EMNLP2025

QFrCoLA: a Quebec-French Corpus of Linguistic Acceptability Judgments

David Beauchemin, Richard Khoury

Abstract

Large language models (LLM) perform outstandingly in various downstream tasks. However, there is limited understanding regarding how these models internalize linguistic knowledge, so various linguistic benchmarks have recently been proposed to facilitate syntactic evaluation of language models (LM) across languages. This paper introduces QFrCoLA (Quebec-French Corpus of Linguistic Acceptability Judgments), a normative binary acceptability judgments dataset comprising 25,153 in-domain and 2,675 out-of-domain sentences.
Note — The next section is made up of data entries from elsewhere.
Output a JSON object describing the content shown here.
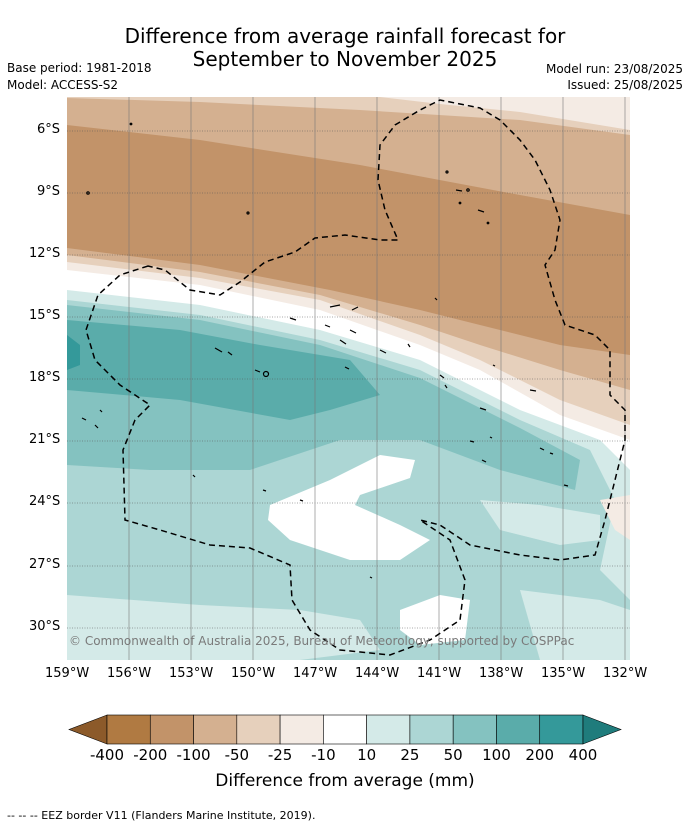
{
  "title_line1": "Difference from average rainfall forecast for",
  "title_line2": "September to November 2025",
  "base_period": "Base period: 1981-2018",
  "model": "Model: ACCESS-S2",
  "model_run": "Model run: 23/08/2025",
  "issued": "Issued: 25/08/2025",
  "copyright": "© Commonwealth of Australia 2025, Bureau of Meteorology, supported by COSPPac",
  "lat_labels": [
    "6°S",
    "9°S",
    "12°S",
    "15°S",
    "18°S",
    "21°S",
    "24°S",
    "27°S",
    "30°S"
  ],
  "lon_labels": [
    "159°W",
    "156°W",
    "153°W",
    "150°W",
    "147°W",
    "144°W",
    "141°W",
    "138°W",
    "135°W",
    "132°W"
  ],
  "colorbar": {
    "title": "Difference from average (mm)",
    "tick_labels": [
      "-400",
      "-200",
      "-100",
      "-50",
      "-25",
      "-10",
      "10",
      "25",
      "50",
      "100",
      "200",
      "400"
    ],
    "colors": [
      "#8c5a2a",
      "#b07a42",
      "#c29369",
      "#d4b090",
      "#e6d0bc",
      "#f4ebe4",
      "#ffffff",
      "#d4eae8",
      "#acd6d4",
      "#84c2c0",
      "#5aacaa",
      "#34999a",
      "#1f7c7c"
    ]
  },
  "footer": "--  --  -- EEZ border V11 (Flanders Marine Institute, 2019)."
}
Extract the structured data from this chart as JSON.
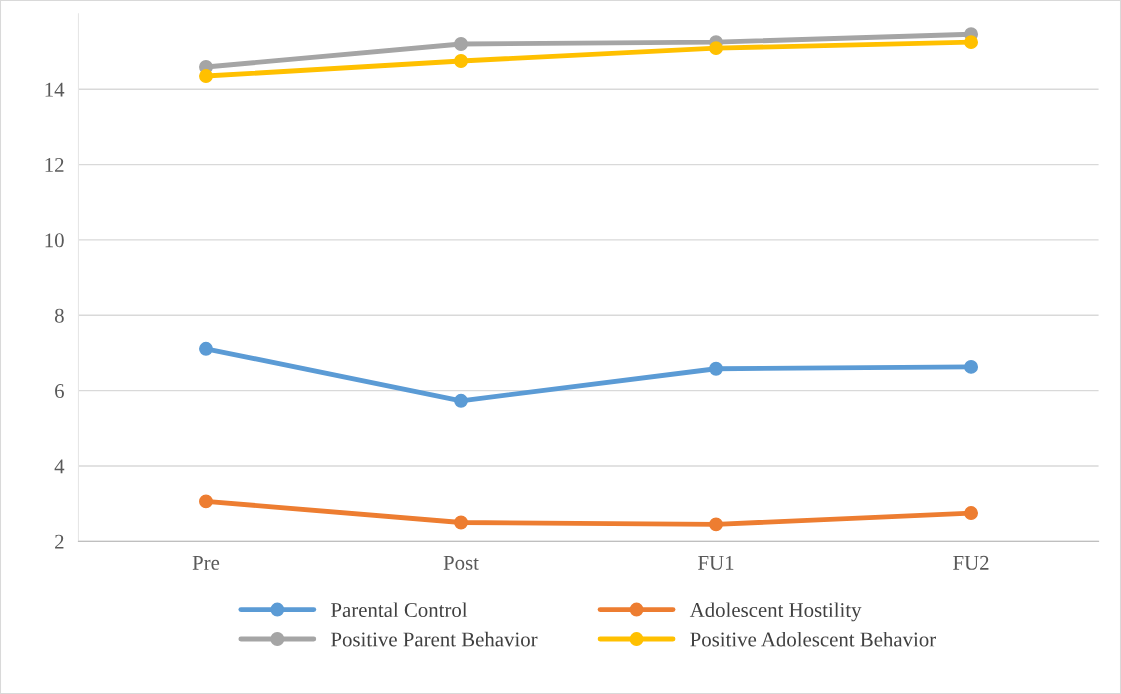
{
  "chart_data": {
    "type": "line",
    "categories": [
      "Pre",
      "Post",
      "FU1",
      "FU2"
    ],
    "series": [
      {
        "name": "Parental Control",
        "color": "#5b9bd5",
        "values": [
          7.11,
          5.73,
          6.58,
          6.63
        ]
      },
      {
        "name": "Adolescent Hostility",
        "color": "#ed7d31",
        "values": [
          3.06,
          2.5,
          2.45,
          2.75
        ]
      },
      {
        "name": "Positive Parent Behavior",
        "color": "#a5a5a5",
        "values": [
          14.59,
          15.2,
          15.25,
          15.46
        ]
      },
      {
        "name": "Positive Adolescent Behavior",
        "color": "#ffc000",
        "values": [
          14.35,
          14.75,
          15.09,
          15.25
        ]
      }
    ],
    "ylim": [
      2,
      16
    ],
    "yticks": [
      2,
      4,
      6,
      8,
      10,
      12,
      14
    ],
    "grid": "y",
    "legend": "bottom",
    "marker": "circle",
    "line_style": "solid"
  }
}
Our study leverages the QFrCoLA dataset and seven other linguistic binary acceptability judgments corpus to benchmark eight LM. The results demonstrate that, on average, finetuned Transformer-based LM are strong baselines for most languages and that zero-shot binary classification LLM perform worse than the naive baseline on the task. However, for the QFrCoLA benchmark, on average, a finetuned Transformer-based LM outperformed other methods tested. It also shows that pretrained cross-lingual LLMs selected for our experimentation do not seem to have acquired linguistic judgment capabilities during their pre-training for Quebec French. Finally, our experiment results on QFrCoLA show that our dataset, built from examples that illustrate linguistic norms rather than speakers' feelings, is similar to linguistic acceptability judgment; it is a challenging dataset that can benchmark LM on their linguistic judgment capabilities.